Beware the Chipmunk | home
Mmmmmmmmmm...pants...these are actually from a messageboard I hang out at. The Spoofs Messageboard. Go, lurk, type, tis great fun. Just beware of the harsh, biting with of 29 and Alphafox. (Yeah, yeah, don't be flattered you two.) Remeber, these are all in good fun, so if you want to send some of your own...send away. You know where. And if you don't...look.
Boromir: Gondor has no pants...Gondor needs no pants.
Gandalf: There is only one Lord of the Rings...And he does not share his pants!
Arwen: Why do you fear the pants? You are Isildur's heir; not Isildur himself.
Aragorn: The same pants flows in my veins.
Sam: I made a promise, Mr. Frodo. A promise. 'Don't you pants him, Samwise Gamgee.' And I don't mean to. I don't mean to.
Legolas: A danger and a threat has been growing in my pants.
Saruman: Smoke rises from the mountain of Doom. The hour grows late, and Gandalf the Grey rides to Isengard, seeking my pants.
Haldir: A Dwarve's pants are so loud we could've shot him in the dark!
Frodo (Concerning Gollum): Why do you always do that?

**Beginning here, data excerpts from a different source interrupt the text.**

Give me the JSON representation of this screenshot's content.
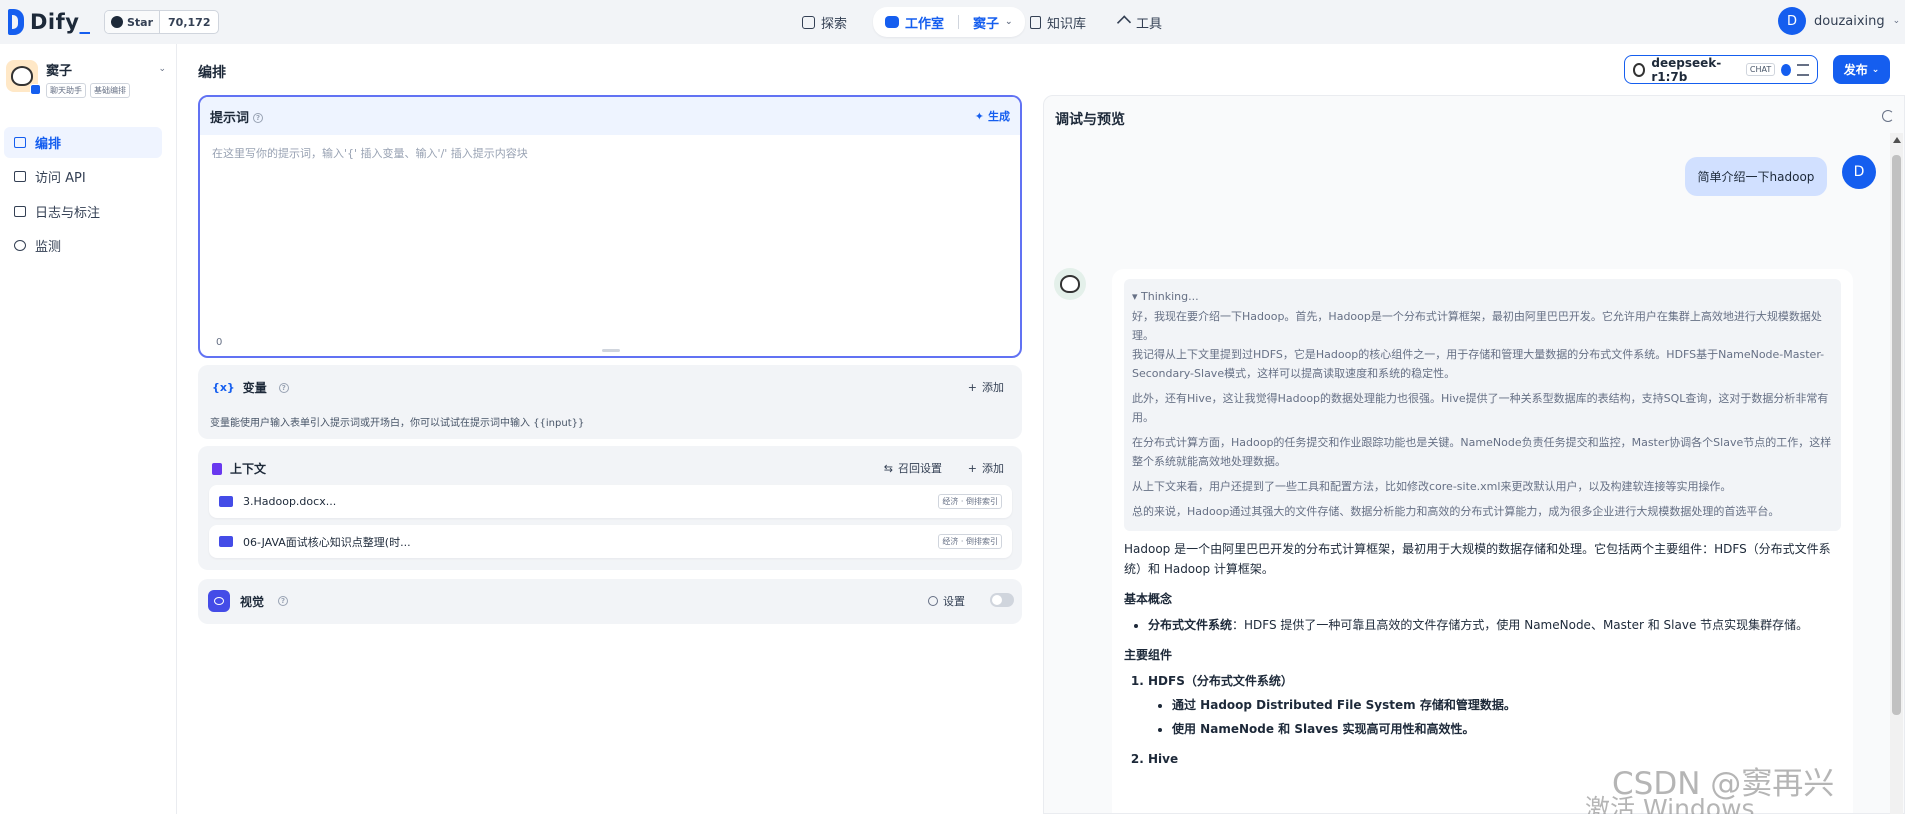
{
  "topbar": {
    "logo": "Dify",
    "star_label": "Star",
    "star_count": "70,172",
    "nav": {
      "explore": "探索",
      "studio": "工作室",
      "studio_app": "窦子",
      "knowledge": "知识库",
      "tools": "工具"
    },
    "user_initial": "D",
    "user_name": "douzaixing"
  },
  "sidebar": {
    "app_name": "窦子",
    "tags": [
      "聊天助手",
      "基础编排"
    ],
    "items": [
      {
        "label": "编排",
        "icon": "layout-icon",
        "active": true
      },
      {
        "label": "访问 API",
        "icon": "terminal-icon",
        "active": false
      },
      {
        "label": "日志与标注",
        "icon": "file-list-icon",
        "active": false
      },
      {
        "label": "监测",
        "icon": "monitor-icon",
        "active": false
      }
    ]
  },
  "main": {
    "title": "编排",
    "model": {
      "name": "deepseek-r1:7b",
      "mode": "CHAT"
    },
    "publish": "发布",
    "prompt": {
      "title": "提示词",
      "generate": "生成",
      "placeholder": "在这里写你的提示词，输入'{' 插入变量、输入'/' 插入提示内容块",
      "count": "0"
    },
    "variables": {
      "title": "变量",
      "add": "添加",
      "desc": "变量能使用户输入表单引入提示词或开场白，你可以试试在提示词中输入 {{input}}"
    },
    "context": {
      "title": "上下文",
      "recall": "召回设置",
      "add": "添加",
      "items": [
        {
          "name": "3.Hadoop.docx...",
          "tag": "经济 · 倒排索引"
        },
        {
          "name": "06-JAVA面试核心知识点整理(时...",
          "tag": "经济 · 倒排索引"
        }
      ]
    },
    "vision": {
      "title": "视觉",
      "settings": "设置",
      "enabled": false
    }
  },
  "debug": {
    "title": "调试与预览",
    "user_message": "简单介绍一下hadoop",
    "user_initial": "D",
    "thinking_label": "Thinking...",
    "thinking": [
      "好，我现在要介绍一下Hadoop。首先，Hadoop是一个分布式计算框架，最初由阿里巴巴开发。它允许用户在集群上高效地进行大规模数据处理。",
      "我记得从上下文里提到过HDFS，它是Hadoop的核心组件之一，用于存储和管理大量数据的分布式文件系统。HDFS基于NameNode-Master-Secondary-Slave模式，这样可以提高读取速度和系统的稳定性。",
      "此外，还有Hive，这让我觉得Hadoop的数据处理能力也很强。Hive提供了一种关系型数据库的表结构，支持SQL查询，这对于数据分析非常有用。",
      "在分布式计算方面，Hadoop的任务提交和作业跟踪功能也是关键。NameNode负责任务提交和监控，Master协调各个Slave节点的工作，这样整个系统就能高效地处理数据。",
      "从上下文来看，用户还提到了一些工具和配置方法，比如修改core-site.xml来更改默认用户，以及构建软连接等实用操作。",
      "总的来说，Hadoop通过其强大的文件存储、数据分析能力和高效的分布式计算能力，成为很多企业进行大规模数据处理的首选平台。"
    ],
    "answer_intro": "Hadoop 是一个由阿里巴巴开发的分布式计算框架，最初用于大规模的数据存储和处理。它包括两个主要组件：HDFS（分布式文件系统）和 Hadoop 计算框架。",
    "section1": "基本概念",
    "concept_bold": "分布式文件系统",
    "concept_text": "：HDFS 提供了一种可靠且高效的文件存储方式，使用 NameNode、Master 和 Slave 节点实现集群存储。",
    "section2": "主要组件",
    "comp1": "HDFS（分布式文件系统）",
    "comp1_items": [
      "通过 Hadoop Distributed File System 存储和管理数据。",
      "使用 NameNode 和 Slaves 实现高可用性和高效性。"
    ],
    "comp2": "Hive"
  },
  "watermark": "CSDN @窦再兴",
  "activate": "激活 Windows"
}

Call him names? Pants him down?
Gandalf: Confound it all, Samwise Gamgee! Have you been pants-dropping?
Sam: I ain't been droppin' no pants, Sir! Honest!
Legolas: A red sun rises, pants have been soiled this night.
Merry: Whats that pip?!
Pip: This my friend is a pant
Merry: They come in pants?!
Saruman: The great pants of sauron has forseen it...
Pip: You need some one of intelligence on this mission...quest...pants...
...one pants to rule them all, one pants to find them, one pants to bring them all and in the darkness bind them, in the land of Pennys, where the cashier dwells...
Sam: I take one more step, itíll be the farthest away from pants Iíve ever been.
Gandalf: But we still have pants. Pants enough to counter Sauron if we act quickly.
Galadriel: And some pants that should not have been forgotten were lost.
Galadriel: Even small pants can change the course of the future...
Pants are an unobtrusive but very ancient article of clothing, more numerous formerly than they are today.
Bilbo: Ah, Old Pants, best tweeds in the Shire.
Legolas: You would die before your pants fell.
Legolas: Come you shall sit beside me. Friend Gimli, then all will be well, and you need neither borrow pants nor be troubled by them.
Legolas: He is Aragorn, son of Arathorn, you owe him your pants.
Aragorn: A plague on the stiff pants of Elves.
Sam: I'm comming to or neither of us isn't going. I'll knock holes in all the pants first.